LSU——1116 Necklace(尺取)
1116 Necklace
时间限制:1000ms 内存限制:32000KB java 两倍。
介绍
Little King has a beautiful pearl necklace, one day, he find that there is a number in each pearl, so he want to know whether he can find a continuous sequence that the sum of them is the number he give to you.
输入格式描述
The first line contains one integer T(T<=50),indicating the number of test cases.
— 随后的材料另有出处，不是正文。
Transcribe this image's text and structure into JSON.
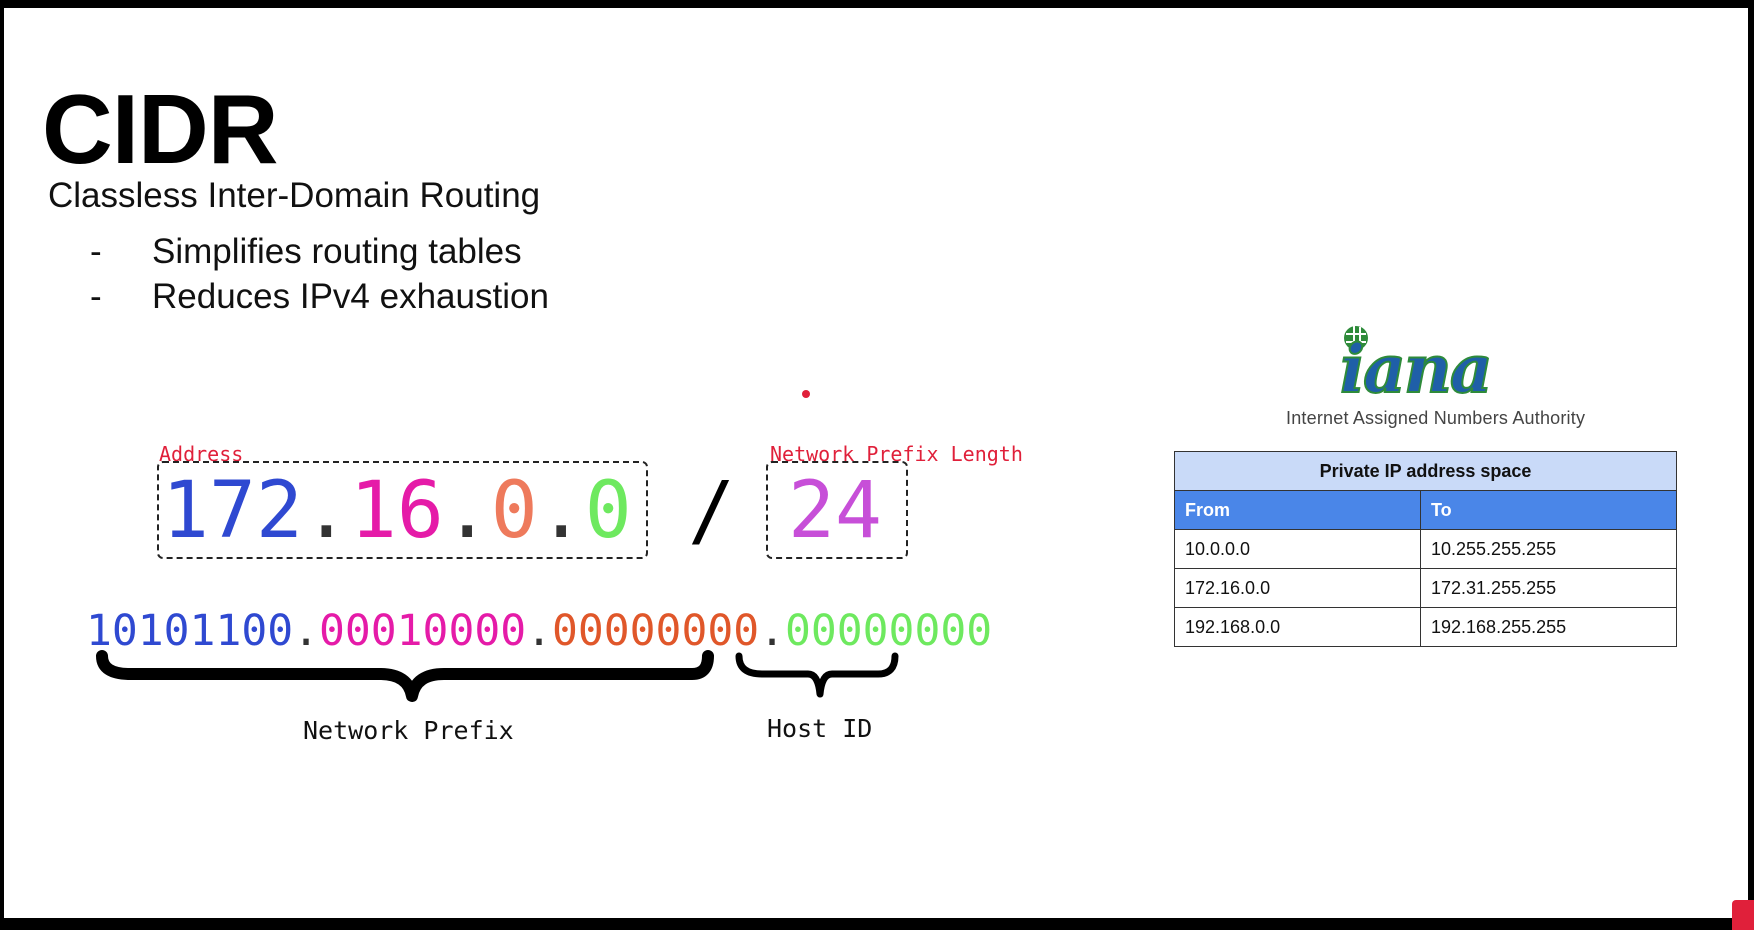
{
  "slide": {
    "title": "CIDR",
    "subtitle": "Classless Inter-Domain Routing",
    "bullets": [
      {
        "dash": "-",
        "text": "Simplifies routing tables"
      },
      {
        "dash": "-",
        "text": "Reduces IPv4 exhaustion"
      }
    ]
  },
  "diagram": {
    "address_label": "Address",
    "prefix_length_label": "Network Prefix Length",
    "octets": [
      "172",
      "16",
      "0",
      "0"
    ],
    "octet_colors": [
      "#2f49d1",
      "#e51ba8",
      "#ee7a5c",
      "#6ee95f"
    ],
    "dot": ".",
    "slash": "/",
    "prefix_length": "24",
    "binary_octets": [
      "10101100",
      "00010000",
      "00000000",
      "00000000"
    ],
    "binary_colors": [
      "#2f49d1",
      "#e51ba8",
      "#e0572a",
      "#6ee95f"
    ],
    "network_prefix_label": "Network Prefix",
    "host_id_label": "Host ID"
  },
  "iana": {
    "logo_text": "iana",
    "caption": "Internet Assigned Numbers Authority"
  },
  "table": {
    "caption": "Private IP address space",
    "headers": [
      "From",
      "To"
    ],
    "rows": [
      [
        "10.0.0.0",
        "10.255.255.255"
      ],
      [
        "172.16.0.0",
        "172.31.255.255"
      ],
      [
        "192.168.0.0",
        "192.168.255.255"
      ]
    ]
  }
}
For each test case ,the first line contains two integer N(5<=N<=100000),K(1<=K<=109)(within int),indicating there are N pearls in necklace and the number he give to you .The second line contains N integer Ai(1<=Ai<=10000),indicating the number in each pearl, pearls are sort by clockwise.
输出格式描述
For each test case, if he can find out print YES, otherwise print NO.
5 15
1 2 3 4 5
5 16
1 2 3 4 5
6 18
1 2 3 4 5 7
NO
YES
突然想起来同学学校的题目我还没写。刚开始纠结于第三个例子,后来问了同学才想起来这是个项链,这坑会造成数组越界,稍微处理一下。怎么把cin同步关掉快scanf这么多,奇怪
代码:
#include<iostream>
#include<algorithm>
#include<cstdlib>
#include<sstream>
#include<cstring>
#include<cstdio>
#include<string>
#include<deque>
#include<cmath>
#include<queue>
#include<set>
#include<map>
using namespace std;
int list[300010];
int main (void)
{
ios::sync_with_stdio(false);
int t,i,j,n,s;
cin>>t;
while (t--)
{
memset(list,0,sizeof(list));
cin>>n>>s;
for (i=1; i<=n; i++)
{
cin>>list[i];
list[n+i]=list[i];
}
bool flag=false;
int l=1,r=1,temp=0;
while (1)
{
while (temp<s&&r<=2*n)
{
temp+=list[r++];
}
if(temp<s)
break;
if(temp==s&&r-l<=n)
{
flag=true;
break;
}
temp-=list[l++];
if(temp==s&&r-l<=n)
{
flag=true;
break;
}
}
if(flag)
cout<<"YES"<<endl;
else
cout<<"NO"<<endl;
}
return 0;
}